LocalPrompt.ai – Secure infrastructure

🔐 Secure local infrastructure

This page documents how LocalPrompt systems are deployed in environments where network isolation, controlled access and clear trust boundaries are required, such as research labs and enterprise environments.

🎯 Design goals

Run AI workloads fully local, without cloud dependency.
Keep GPU systems isolated from organizational networks.
Allow remote access without any inbound exposure.
Make the trust and risk point explicit and auditable.

🧱 Core components

One or more GPU workstations in a physically separated network.
A dedicated uplink (4G or 5G router), typically with a dynamic IP.
A single bastion server with a static IP address.

The bastion server is the only public-facing component. GPU systems never accept inbound connections.

🌐 Network isolation

No cable connection to internal IT networks.
No VLANs, no shared WiFi, no bridging.
GPU systems remain fully functional offline.

🔁 Outbound-only reverse SSH

Each GPU system establishes an outbound reverse SSH tunnel to the bastion server. This works behind NAT, firewalls and dynamic IP addresses.

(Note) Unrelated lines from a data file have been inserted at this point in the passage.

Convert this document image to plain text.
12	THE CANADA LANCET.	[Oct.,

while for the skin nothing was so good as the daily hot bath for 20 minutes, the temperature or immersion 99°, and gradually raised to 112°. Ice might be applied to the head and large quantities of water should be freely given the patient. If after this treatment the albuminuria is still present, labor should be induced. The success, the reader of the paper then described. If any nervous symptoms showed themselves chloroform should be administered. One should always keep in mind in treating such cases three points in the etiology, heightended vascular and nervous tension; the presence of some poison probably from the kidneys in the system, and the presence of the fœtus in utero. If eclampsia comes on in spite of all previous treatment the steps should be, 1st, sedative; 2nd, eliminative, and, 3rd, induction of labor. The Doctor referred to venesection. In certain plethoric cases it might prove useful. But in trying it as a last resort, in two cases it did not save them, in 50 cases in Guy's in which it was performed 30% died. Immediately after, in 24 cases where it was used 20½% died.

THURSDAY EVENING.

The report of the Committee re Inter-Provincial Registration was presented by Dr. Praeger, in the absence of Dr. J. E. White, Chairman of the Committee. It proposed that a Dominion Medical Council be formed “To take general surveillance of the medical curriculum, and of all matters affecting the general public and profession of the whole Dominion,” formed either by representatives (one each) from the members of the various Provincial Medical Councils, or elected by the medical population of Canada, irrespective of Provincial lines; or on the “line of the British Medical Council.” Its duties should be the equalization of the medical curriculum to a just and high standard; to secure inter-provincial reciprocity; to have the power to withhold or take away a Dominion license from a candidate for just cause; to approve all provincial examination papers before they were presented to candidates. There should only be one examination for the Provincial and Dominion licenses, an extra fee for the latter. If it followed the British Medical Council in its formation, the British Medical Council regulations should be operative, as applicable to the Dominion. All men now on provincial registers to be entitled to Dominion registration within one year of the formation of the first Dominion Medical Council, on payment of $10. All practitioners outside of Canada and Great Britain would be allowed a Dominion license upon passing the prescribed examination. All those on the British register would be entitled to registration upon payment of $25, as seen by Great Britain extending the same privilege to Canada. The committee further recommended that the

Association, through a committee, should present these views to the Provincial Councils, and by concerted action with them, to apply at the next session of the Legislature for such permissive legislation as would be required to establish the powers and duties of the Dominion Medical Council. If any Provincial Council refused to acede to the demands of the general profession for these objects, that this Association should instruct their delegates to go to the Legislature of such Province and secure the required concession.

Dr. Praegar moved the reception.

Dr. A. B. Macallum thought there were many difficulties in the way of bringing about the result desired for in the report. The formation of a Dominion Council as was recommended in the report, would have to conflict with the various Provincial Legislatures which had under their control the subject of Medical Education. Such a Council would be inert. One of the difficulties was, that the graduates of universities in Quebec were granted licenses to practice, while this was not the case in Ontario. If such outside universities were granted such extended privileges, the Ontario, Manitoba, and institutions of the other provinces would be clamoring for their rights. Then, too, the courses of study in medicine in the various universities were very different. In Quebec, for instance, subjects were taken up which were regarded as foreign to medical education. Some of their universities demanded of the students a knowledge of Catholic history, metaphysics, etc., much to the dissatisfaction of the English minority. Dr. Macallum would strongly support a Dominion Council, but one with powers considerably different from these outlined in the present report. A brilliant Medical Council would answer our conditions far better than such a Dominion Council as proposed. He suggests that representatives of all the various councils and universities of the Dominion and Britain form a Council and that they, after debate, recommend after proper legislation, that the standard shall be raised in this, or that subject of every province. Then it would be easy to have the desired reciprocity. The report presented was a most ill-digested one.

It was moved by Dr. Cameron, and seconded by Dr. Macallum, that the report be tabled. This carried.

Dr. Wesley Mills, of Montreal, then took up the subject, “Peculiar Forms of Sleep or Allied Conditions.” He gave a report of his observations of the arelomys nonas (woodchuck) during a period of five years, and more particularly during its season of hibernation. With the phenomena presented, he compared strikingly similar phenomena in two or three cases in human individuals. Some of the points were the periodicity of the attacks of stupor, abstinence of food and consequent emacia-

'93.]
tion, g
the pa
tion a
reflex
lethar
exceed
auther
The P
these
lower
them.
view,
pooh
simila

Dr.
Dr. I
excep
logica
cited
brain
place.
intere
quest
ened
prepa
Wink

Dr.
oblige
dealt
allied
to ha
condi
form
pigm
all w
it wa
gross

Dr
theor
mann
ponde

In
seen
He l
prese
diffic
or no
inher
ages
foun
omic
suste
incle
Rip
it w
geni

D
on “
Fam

No inbound ports opened on the GPU system.
The tunnel can be dropped at any time without impact.
All traffic is end-to-end encrypted.

🗝️ Authentication model

GPU systems authenticate to the bastion using dedicated tunnel keys.
Users authenticate using personal SSH keys.
SSH agent forwarding is used, no private keys on the bastion.
Mandatory TOTP-based two-factor authentication.

🧑‍💻 Access flow

GPU system maintains an outbound tunnel to the bastion.
User connects to the bastion using SSH key + TOTP.
User connects through the tunnel to the GPU system.

At no point is the GPU system directly reachable from the internet.

🖥️ Optional graphical access

If required, the existing local X11 desktop can be accessed using VNC over the same reverse SSH tunnel, without opening any inbound ports.

📌 What this achieves

Clear and minimal attack surface.
Explicit trust boundary at the bastion.
No cloud dependency.
Linear scalability to multiple GPU systems.